Qwen3.7-Max is designed for agent frameworks.
The model is optimized for frameworks including OpenClaw, Hermes Agent, Claude Code, Qwen Paw, and Qoder. Alibaba says it will be available through Model Studio for global developers and enterprises.
T-Head also introduced ICN Switch 1.0 and T-Head SAIL.
ICN Switch 1.0 is a dedicated networking chip for high-bandwidth, low-latency scale-up networks. It delivers up to 25.6Tbps of aggregate bandwidth and enables full-bandwidth interconnection across 64 accelerators. T-Head SAIL is the company’s proprietary software stack for its chips.
Alibaba says Zhenwu chips are already deployed commercially.
T-Head has shipped more than 560,000 Zhenwu units to date, with deployments across more than 400 external customers in 20 industries, including automotive and financial services.
Alibaba has laid out a multi-year chip roadmap.
Alibaba plans to follow the M890 with the V900 in the third quarter of 2027 and the J900 in the third quarter of 2028. The V900 is expected to deliver roughly three times the performance of the M890.
The launch is part of a larger AI infrastructure investment.
Alibaba previously committed more than 380 billion yuan, about $53 billion, to cloud and AI infrastructure over three years.
Alibaba still faces supply-chain and efficiency challenges.
Chinese vendors are trying to become more self-sufficient, but China’s chip supply chain remains weaker than the global one. Lower chipset efficiency could also limit the long-term cost savings of relying on domestic chips.
Why It Matters
Alibaba is trying to control more of the AI stack: chips, cloud infrastructure, foundation models, agent platforms, networking, and enterprise deployment. For users and businesses, the most important shift is not just a faster chip or a larger model; it is the move toward AI systems that can run longer, coordinate more tools, and complete complex workflows with less manual intervention. For the AI industry, the announcement shows how quickly Chinese technology companies are turning domestic AI infrastructure from a workaround into a long-term strategy.
Numbers that Matter
- 3x: Claimed performance gain of Zhenwu M890 over Zhenwu 810E.
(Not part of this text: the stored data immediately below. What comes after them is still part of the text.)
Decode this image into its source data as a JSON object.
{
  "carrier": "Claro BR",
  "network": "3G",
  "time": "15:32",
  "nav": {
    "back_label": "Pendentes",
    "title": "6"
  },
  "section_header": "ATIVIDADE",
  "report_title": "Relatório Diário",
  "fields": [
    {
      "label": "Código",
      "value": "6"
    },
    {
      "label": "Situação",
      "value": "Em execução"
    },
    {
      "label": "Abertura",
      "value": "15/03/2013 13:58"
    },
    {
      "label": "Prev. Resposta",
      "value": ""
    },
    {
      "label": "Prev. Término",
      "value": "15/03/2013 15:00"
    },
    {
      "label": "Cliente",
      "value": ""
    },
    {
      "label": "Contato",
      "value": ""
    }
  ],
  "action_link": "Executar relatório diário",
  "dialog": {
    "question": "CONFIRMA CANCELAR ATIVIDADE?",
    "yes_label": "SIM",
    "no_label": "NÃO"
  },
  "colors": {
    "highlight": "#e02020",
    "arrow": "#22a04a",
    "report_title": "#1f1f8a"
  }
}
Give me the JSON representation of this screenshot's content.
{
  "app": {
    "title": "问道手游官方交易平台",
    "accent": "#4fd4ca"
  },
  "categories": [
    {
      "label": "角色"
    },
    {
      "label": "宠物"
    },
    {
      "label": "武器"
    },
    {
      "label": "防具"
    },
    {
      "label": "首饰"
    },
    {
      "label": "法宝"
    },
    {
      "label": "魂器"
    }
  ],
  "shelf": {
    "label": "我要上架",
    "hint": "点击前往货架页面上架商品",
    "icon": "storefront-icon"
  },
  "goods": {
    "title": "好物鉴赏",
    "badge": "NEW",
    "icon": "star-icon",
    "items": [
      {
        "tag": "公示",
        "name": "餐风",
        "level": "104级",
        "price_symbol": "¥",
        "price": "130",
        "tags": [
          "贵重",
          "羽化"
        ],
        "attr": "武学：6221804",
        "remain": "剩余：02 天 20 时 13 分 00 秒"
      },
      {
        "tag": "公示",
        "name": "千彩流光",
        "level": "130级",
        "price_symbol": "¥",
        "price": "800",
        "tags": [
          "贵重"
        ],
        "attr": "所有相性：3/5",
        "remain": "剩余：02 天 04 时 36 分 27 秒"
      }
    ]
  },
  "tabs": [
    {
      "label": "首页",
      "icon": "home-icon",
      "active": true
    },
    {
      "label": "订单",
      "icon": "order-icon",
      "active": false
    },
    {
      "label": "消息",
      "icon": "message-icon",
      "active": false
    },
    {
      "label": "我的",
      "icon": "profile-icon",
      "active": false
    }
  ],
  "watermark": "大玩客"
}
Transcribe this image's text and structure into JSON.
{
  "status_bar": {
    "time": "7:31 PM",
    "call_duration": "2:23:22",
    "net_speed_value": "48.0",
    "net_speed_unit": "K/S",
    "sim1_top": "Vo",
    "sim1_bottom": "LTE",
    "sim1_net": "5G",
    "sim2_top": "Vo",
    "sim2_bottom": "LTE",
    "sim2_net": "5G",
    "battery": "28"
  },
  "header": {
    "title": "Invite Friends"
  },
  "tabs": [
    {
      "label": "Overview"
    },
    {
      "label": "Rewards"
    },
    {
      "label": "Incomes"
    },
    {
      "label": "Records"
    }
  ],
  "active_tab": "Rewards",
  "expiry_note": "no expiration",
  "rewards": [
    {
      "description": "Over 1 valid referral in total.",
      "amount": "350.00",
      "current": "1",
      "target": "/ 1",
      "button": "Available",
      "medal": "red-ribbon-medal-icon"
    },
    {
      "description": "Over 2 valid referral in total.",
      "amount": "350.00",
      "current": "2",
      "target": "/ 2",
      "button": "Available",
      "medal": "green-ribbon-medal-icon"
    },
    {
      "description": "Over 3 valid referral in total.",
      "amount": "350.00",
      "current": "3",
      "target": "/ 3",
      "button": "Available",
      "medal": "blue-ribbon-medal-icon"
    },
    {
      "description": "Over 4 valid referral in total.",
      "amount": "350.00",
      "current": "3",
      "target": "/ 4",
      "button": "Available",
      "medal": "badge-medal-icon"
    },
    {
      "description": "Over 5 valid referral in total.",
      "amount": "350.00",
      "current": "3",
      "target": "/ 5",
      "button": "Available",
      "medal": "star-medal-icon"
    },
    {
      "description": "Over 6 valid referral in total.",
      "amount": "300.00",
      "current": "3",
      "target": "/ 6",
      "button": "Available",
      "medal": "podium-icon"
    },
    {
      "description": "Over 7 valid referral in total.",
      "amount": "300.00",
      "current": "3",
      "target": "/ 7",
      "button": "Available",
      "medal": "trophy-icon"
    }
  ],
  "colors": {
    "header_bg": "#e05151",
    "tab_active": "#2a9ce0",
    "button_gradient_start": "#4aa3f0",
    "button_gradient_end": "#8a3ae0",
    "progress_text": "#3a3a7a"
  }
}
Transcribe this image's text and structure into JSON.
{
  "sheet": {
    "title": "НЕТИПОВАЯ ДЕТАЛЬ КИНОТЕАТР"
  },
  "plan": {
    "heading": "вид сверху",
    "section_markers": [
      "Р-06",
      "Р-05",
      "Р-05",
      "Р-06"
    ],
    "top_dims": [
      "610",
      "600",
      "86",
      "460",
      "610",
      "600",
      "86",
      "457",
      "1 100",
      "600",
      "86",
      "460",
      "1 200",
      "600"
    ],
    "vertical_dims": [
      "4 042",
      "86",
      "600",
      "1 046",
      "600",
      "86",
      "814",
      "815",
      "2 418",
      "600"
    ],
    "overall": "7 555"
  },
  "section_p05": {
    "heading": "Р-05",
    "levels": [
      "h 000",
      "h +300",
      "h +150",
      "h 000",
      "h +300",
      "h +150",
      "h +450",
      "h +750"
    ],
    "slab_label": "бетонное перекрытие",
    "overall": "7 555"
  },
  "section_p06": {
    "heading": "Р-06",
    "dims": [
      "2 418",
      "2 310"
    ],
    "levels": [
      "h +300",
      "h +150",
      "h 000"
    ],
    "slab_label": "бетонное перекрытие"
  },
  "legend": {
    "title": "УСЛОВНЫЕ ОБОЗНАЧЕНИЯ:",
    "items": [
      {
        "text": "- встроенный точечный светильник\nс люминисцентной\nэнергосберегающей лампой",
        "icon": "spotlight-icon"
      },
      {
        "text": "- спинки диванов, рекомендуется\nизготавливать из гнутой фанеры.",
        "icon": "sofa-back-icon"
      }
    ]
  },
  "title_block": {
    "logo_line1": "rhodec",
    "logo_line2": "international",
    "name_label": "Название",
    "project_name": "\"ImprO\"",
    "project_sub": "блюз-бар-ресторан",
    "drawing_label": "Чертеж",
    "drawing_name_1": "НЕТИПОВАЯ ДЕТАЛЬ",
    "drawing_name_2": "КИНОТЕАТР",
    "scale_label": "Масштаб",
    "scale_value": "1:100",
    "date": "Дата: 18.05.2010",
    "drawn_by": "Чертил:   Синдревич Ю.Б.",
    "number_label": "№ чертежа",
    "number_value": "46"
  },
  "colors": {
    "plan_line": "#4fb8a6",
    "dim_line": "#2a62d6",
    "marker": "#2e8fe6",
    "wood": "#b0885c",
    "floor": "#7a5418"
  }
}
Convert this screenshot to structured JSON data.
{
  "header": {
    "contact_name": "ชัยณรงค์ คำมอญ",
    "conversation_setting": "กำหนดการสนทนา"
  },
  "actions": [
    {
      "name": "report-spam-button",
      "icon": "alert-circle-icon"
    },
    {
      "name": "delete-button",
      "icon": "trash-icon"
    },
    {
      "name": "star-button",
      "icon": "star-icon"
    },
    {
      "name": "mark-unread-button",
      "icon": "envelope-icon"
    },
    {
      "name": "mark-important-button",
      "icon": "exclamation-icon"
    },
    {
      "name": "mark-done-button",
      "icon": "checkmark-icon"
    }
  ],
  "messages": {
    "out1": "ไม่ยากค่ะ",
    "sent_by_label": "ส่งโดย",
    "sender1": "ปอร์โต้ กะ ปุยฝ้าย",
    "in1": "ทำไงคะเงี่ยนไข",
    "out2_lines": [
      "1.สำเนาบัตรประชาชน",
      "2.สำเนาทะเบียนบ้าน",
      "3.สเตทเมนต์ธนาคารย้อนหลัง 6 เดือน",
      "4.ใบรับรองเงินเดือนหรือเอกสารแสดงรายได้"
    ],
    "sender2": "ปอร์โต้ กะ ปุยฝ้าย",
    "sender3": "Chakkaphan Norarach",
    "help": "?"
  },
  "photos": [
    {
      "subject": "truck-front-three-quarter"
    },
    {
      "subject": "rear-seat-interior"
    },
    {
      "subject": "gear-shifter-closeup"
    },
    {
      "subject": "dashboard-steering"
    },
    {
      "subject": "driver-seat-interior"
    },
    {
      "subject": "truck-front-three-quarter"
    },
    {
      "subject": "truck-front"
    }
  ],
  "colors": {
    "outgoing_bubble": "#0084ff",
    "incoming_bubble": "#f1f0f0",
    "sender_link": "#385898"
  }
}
- 144GB: GPU memory on the M890.
- 800GB/s: Inter-chip bandwidth.
- 128 accelerators: Number of M890 chips in the Panjiu AL128 rack.
- PB/s scale: Claimed single-rack bandwidth for Panjiu AL128.
- 25.6Tbps: Aggregate bandwidth for ICN Switch 1.0.
- 64 accelerators: Full-bandwidth interconnection supported by ICN Switch 1.0.
- 1 million tokens: Reported context window for Qwen3.7-Max.
- 64K tokens: Reported maximum output limit for Qwen3.7-Max.
- 35 hours: Claimed continuous operating window for Qwen3.7-Max.
- 1,000+ tool calls: Claimed long-horizon task capacity for Qwen3.7-Max.
- 560,000+ units: Zhenwu chips shipped to date.
- 400+ customers: External customers using Zhenwu chips.
- 20 industries: Reported deployment footprint.
- 380 billion yuan / $53 billion: Alibaba’s three-year cloud and AI infrastructure commitment.
What to Watch Next
The main test is whether Alibaba can turn the M890, Panjiu AL128, Bailian, T-Head SAIL, and Qwen3.7-Max into a credible enterprise AI platform, not only a set of hardware and model announcements. Key signals will include independent benchmarks, real-world availability for developers outside China, enterprise adoption of Panjiu AL128, and whether Qwen3.7-Max performs reliably in long-running agent workflows. The chip roadmap also matters: if the V900 arrives in 2027 with another major performance jump, Alibaba’s domestic AI infrastructure strategy becomes more credible.
This article was drafted with the assistance of generative AI. All facts and details were reviewed and confirmed by an editor prior to publication.